EADS ce n'est plus vraiment de l'aéronautique, c'est plutôt devenu de l'aérospatial. Son action, un véritable ovni évoluant en pleine stratosphère boursière dont la frontière a été franchie la veille au passage du seuil des 20 euros l'action - pour la première fois depuis 2007. C'est vrai que l'on est encore loin de l'orbite satellitaire des 35 euros l'action touché en mars 2006 alors que l'euro poétisait à l'époque avec les 1,19 voire 1,18 dollar. C'est à se demander aujourd'hui si - une nouvelle fois - le titre est entouré pour la méga-commande de 180 A320 (dont 150 du tout-nouveau-tout-beau-tout-écolo A320, nouvelle version remotorisée du best seller d'Airbus) ou parce que la devise européenne est salement chahutée face au dollar en prévision du premier test obligataire de l'année pour le Portugal. Louis Gallois doit être en train de croiser les doigts pour que l'opération tourne à la débrandade . Malheureusement non. A force de fréquenter le marché obligataire, les portugais finissent par s'y sentir comme chez eux ... Au point que l'adjudication remporte tous les suffrages ... Que l'euro passe dans la journée de 1,29 à 1,31 dollar. L'ovni EADS est un peu volatil. Pas facile d'être la seule action européenne à être jouée sur le thème de l'apocalypse en zone euro ...

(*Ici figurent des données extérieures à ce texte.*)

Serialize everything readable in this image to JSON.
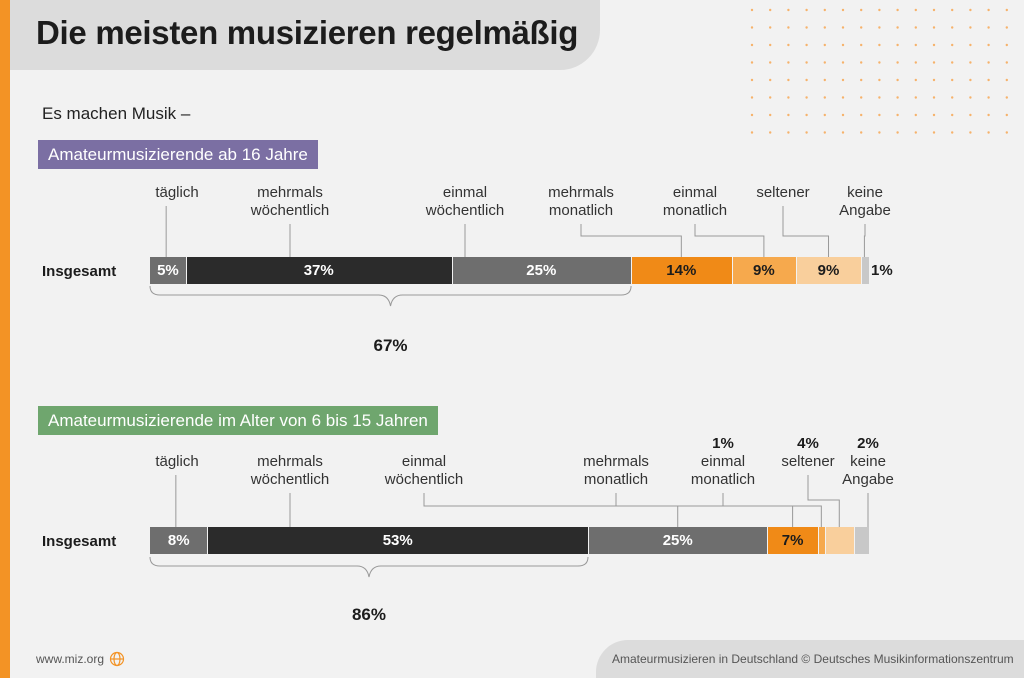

Jeudi 13. Tapas obligataires

Anibal Cavaco Silva, Georges Papandréou, Silvio Berlusconi et Luis Zapatero, en chef de cérémonie, se sont réunis, à l'ombre d'un chiringuito, ces charmantes paillotes jonchant les plages andalouses, pour profiter de l'instant. Devant eux, un plat géant orné d'une myriade de tapas en tout genre trône sur la table. Sur les pièces, sont inscrits les taux auxquels le Portugal, la Grèce, l'Italie et l'Espagnol viennent d'emprunter. Chaque bouchée a un goût de revanche. Les dirigeants des pays dits « périphériques » trinquent à leur succès obligataire. Certes le coût du refinancement est plus onéreux qu'il y a encore deux mois. Mais la demande bât son plein. Les offres initiales en deviennent trop étroites. Parfois même comme pour l'Espagne, on emprunte à des taux inférieurs à ceux en vigueur sur le marché secondaire. Le spectre du défaut de paiement s'éloigne. On craignait pour la situation de l'Espagne qui pèse plus de 10% du PIB de la zone euro. Désormais on accepte de lui prêter de l'argent à tout va.

 

Vendredi 14. Montagnes suisses

A Genève, les horlogers se frottent les mains. Les fabricants de montres suisses au mécanisme incomparable commençaient à craindre de voir la cherté de leurs précieuses créations menacer leur carnet de commandes. Non sans raison. La monnaie helvétique a flambé de plus de 15 % en 2010. Dans les alpages, l'emmental se vend à prix d'or. Quoi de plus normal pour une devise, qui comme les lingots, s'est imposée comme une valeur refuge en plein marasme de la dette souveraine en zone euro. Seulement voilà, des éclats de plomb pourraient bien combler les trous du gruyère en lieu et place des pépites. Les pays dits « périphériques » au premier rang duquel figure l'Espagne, sont parvenus à se refinancer sans encombre à des taux non prohibitifs. Un argument de plus en faveur d'un renforcement de l'euro, qui signe sa meilleure semaine depuis deux ans, grâce à l'évocation par Jean-Claude Trichet, le patron de la BCE, de possibles risques inflationnistes.